Ahora tengo un rato libre en mis vacaciones para hacerlo. Él se encuentra a buscar el coche, puesto que está bastante alejado de donde yo estoy sentada. ¿Lo estaré haciendo bien? ¿Estará dolido conmigo por todas aquellas veces que le he fallado? El mar me relaja, hace que me olvide del resto de mis problemas, menos de él. Solamente hace unos minutos que se ha ido, pero ya le extraño con todas mis fuerzas.
Una vez más, y aunque se “enfade” conmigo, le pediré perdón, e intentaré pensarme las cosas antes de reaccionar. Espero conseguirlo.

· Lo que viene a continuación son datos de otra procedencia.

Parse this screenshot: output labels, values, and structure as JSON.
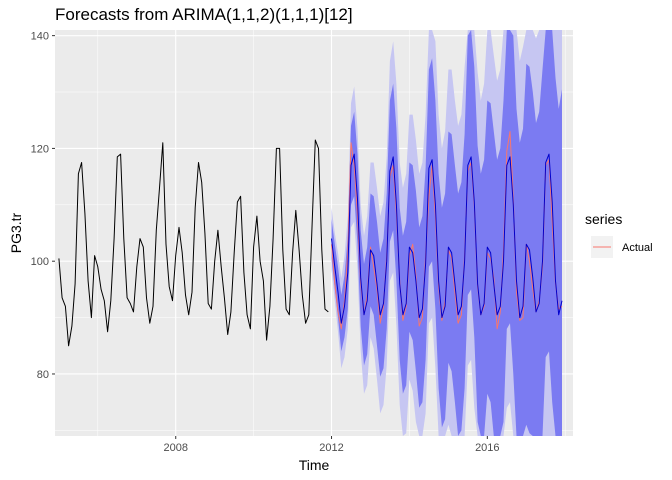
{
  "chart_data": {
    "type": "line",
    "title": "Forecasts from ARIMA(1,1,2)(1,1,1)[12]",
    "xlabel": "Time",
    "ylabel": "PG3.tr",
    "xlim": [
      2004.9,
      2018.2
    ],
    "ylim": [
      69,
      141
    ],
    "x_ticks": [
      2008,
      2012,
      2016
    ],
    "y_ticks": [
      80,
      100,
      120,
      140
    ],
    "grid": true,
    "legend": {
      "title": "series",
      "placement": "right",
      "entries": [
        {
          "label": "Actual",
          "color": "#f8766d"
        }
      ]
    },
    "colors": {
      "history": "#000000",
      "forecast": "#0000cc",
      "actual": "#f8766d",
      "band80": "#7b7bf2",
      "band95": "#c6c6f2",
      "panel_background": "#ebebeb",
      "gridline": "#ffffff"
    },
    "history": {
      "start": 2005.0,
      "frequency": 12,
      "values": [
        100.5,
        93.5,
        92,
        85,
        88.5,
        96,
        115.5,
        117.5,
        108.5,
        96.5,
        90,
        101,
        99,
        95,
        93,
        87.5,
        93,
        104,
        118.5,
        119,
        104,
        93.5,
        92.5,
        91,
        99,
        104,
        102.5,
        93.5,
        89,
        92,
        105.5,
        113,
        121,
        103,
        95.5,
        93,
        101,
        106,
        101.5,
        94,
        90.5,
        94.5,
        109.5,
        117.5,
        114,
        105,
        92.5,
        91.5,
        100,
        105.5,
        99,
        93.5,
        87,
        91,
        101.5,
        110.5,
        111.5,
        98,
        90.5,
        88,
        102.5,
        108,
        100,
        96.5,
        86,
        92,
        104,
        120,
        120,
        102,
        91.5,
        90.5,
        101.5,
        109,
        102,
        94,
        89,
        90.5,
        106.5,
        121.5,
        120,
        102,
        91.5,
        91
      ]
    },
    "forecast": {
      "start": 2012.0,
      "frequency": 12,
      "mean": [
        104,
        99,
        94.5,
        89,
        92,
        98,
        117,
        119,
        111,
        97,
        90.5,
        93,
        102,
        101,
        96,
        90.5,
        92.5,
        100,
        116,
        118.5,
        110,
        96,
        90.5,
        92.5,
        102.5,
        101.5,
        96.5,
        90,
        91.5,
        99.5,
        116.5,
        118,
        110,
        96.5,
        90,
        92,
        102.5,
        101.5,
        96,
        90.5,
        92,
        100,
        117,
        118.5,
        110.5,
        96,
        90.5,
        92.5,
        102.5,
        101.5,
        96,
        90.5,
        92,
        100,
        117,
        118.5,
        110,
        96.5,
        90,
        92,
        103,
        102,
        97,
        91,
        92.5,
        100,
        117.5,
        119,
        110.5,
        96.5,
        90.5,
        93
      ],
      "lo80": [
        100.5,
        95,
        90,
        84,
        86.5,
        91.5,
        110,
        111.5,
        103,
        88.5,
        81.5,
        83.5,
        92,
        90.5,
        85,
        79.5,
        81,
        88,
        103.5,
        105.5,
        96.5,
        82.5,
        76.5,
        78,
        87.5,
        86,
        80.5,
        74,
        75,
        82.5,
        99,
        100,
        91.5,
        77.5,
        70.5,
        72,
        82,
        80.5,
        75,
        69,
        70,
        77.5,
        94,
        95,
        86.5,
        71.5,
        65.5,
        67,
        76.5,
        75,
        69,
        63,
        64,
        71.5,
        88,
        89,
        80,
        66,
        59,
        60.5,
        71,
        69.5,
        64,
        57.5,
        58.5,
        66,
        83,
        84,
        75,
        60.5,
        54,
        55.5
      ],
      "hi80": [
        107.5,
        103,
        99,
        94,
        97.5,
        104.5,
        124,
        126.5,
        119,
        105.5,
        99.5,
        102.5,
        112,
        111.5,
        107,
        101.5,
        104,
        112,
        128.5,
        131.5,
        123.5,
        109.5,
        104.5,
        107,
        117.5,
        117,
        112.5,
        106,
        108,
        116.5,
        134,
        136,
        128.5,
        115.5,
        109.5,
        112,
        123,
        122.5,
        117,
        112,
        114,
        122.5,
        140,
        142,
        134.5,
        120.5,
        115.5,
        118,
        128.5,
        128,
        123,
        118,
        120,
        128.5,
        146,
        148,
        140,
        127,
        121,
        123.5,
        135,
        134.5,
        130,
        124.5,
        126.5,
        134,
        152,
        154,
        146,
        132.5,
        127,
        130.5
      ],
      "lo95": [
        98.5,
        93,
        87.5,
        81,
        83,
        88,
        106,
        107,
        98.5,
        84,
        76.5,
        78,
        86.5,
        84.5,
        79,
        73,
        74.5,
        81.5,
        96.5,
        98,
        88.5,
        74.5,
        68,
        69.5,
        79,
        77,
        71.5,
        64.5,
        65.5,
        73,
        89,
        90,
        81,
        67,
        60,
        61,
        71,
        69,
        63.5,
        57,
        58,
        65.5,
        81.5,
        82.5,
        74,
        58.5,
        52.5,
        53.5,
        63,
        61.5,
        55.5,
        49,
        50,
        57.5,
        74,
        75,
        66,
        51.5,
        44.5,
        46,
        56.5,
        54.5,
        49,
        42.5,
        43.5,
        51,
        68,
        69,
        59.5,
        45,
        38.5,
        40
      ],
      "hi95": [
        109.5,
        105,
        101.5,
        97,
        101,
        108,
        128,
        131,
        123.5,
        110,
        104.5,
        108,
        117.5,
        117.5,
        113,
        108,
        110.5,
        118.5,
        135.5,
        139,
        131.5,
        117.5,
        113,
        115.5,
        126,
        126,
        121.5,
        115.5,
        117.5,
        126,
        144,
        146,
        139,
        126,
        120,
        123,
        134,
        134,
        128.5,
        124,
        126,
        134.5,
        152.5,
        154.5,
        147,
        133.5,
        128.5,
        131.5,
        142,
        141.5,
        136.5,
        132,
        134,
        142.5,
        160,
        162,
        154,
        141.5,
        135.5,
        138,
        149.5,
        149.5,
        145,
        139.5,
        141.5,
        149,
        167,
        169,
        161.5,
        148,
        142.5,
        146
      ]
    },
    "actual": {
      "start": 2012.0,
      "frequency": 12,
      "values": [
        103,
        96,
        91,
        88,
        93,
        101.5,
        121,
        117,
        108,
        96,
        90.5,
        94,
        102.5,
        99,
        95,
        89,
        92,
        101,
        115,
        117,
        108.5,
        96.5,
        89.5,
        92,
        101,
        103,
        97.5,
        88.5,
        90,
        101,
        111.5,
        117,
        108,
        95.5,
        89.5,
        93,
        102,
        100.5,
        94.5,
        89,
        90.5,
        101,
        116,
        117.5,
        110,
        95.5,
        90.5,
        92,
        101.5,
        100.5,
        97,
        88,
        91,
        102,
        119.5,
        123,
        111,
        94.5,
        89.5,
        90,
        103,
        100,
        95,
        91,
        93,
        99,
        117,
        118,
        107,
        96,
        91.5,
        92
      ]
    }
  }
}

El sol sigue moviéndose, como si espiara desde el cielo azul todo lo que hacemos aquí. Sigo con mis pensamientos, hasta que, de repente, unos brazos me rodean. ¡Mi novio ha vuelto! Ha aparcado el coche más cerca de donde ahora nos encontramos. Me doy cuenta que no tengo porque pedirle perdón, puesto que con sus gestos, sus palabras, me lo ha perdonado todo.
Es el sol que me guía en los días más nublados, y la luna que está ahí en las noches más oscuras, protegiéndome de todos mis temores. Espero estar haciéndole feliz.
Nos quedamos mirando al mar, dejando que la brisa se cuele por entre la ropa, haciendo que el calor sofocante, lo sea menos. Nos despedimos de Mojácar, y esperamos volver el año que viene. Cogemos el coche y nos alejamos poco a poco hasta nuestro destino. ¡Hasta pronto!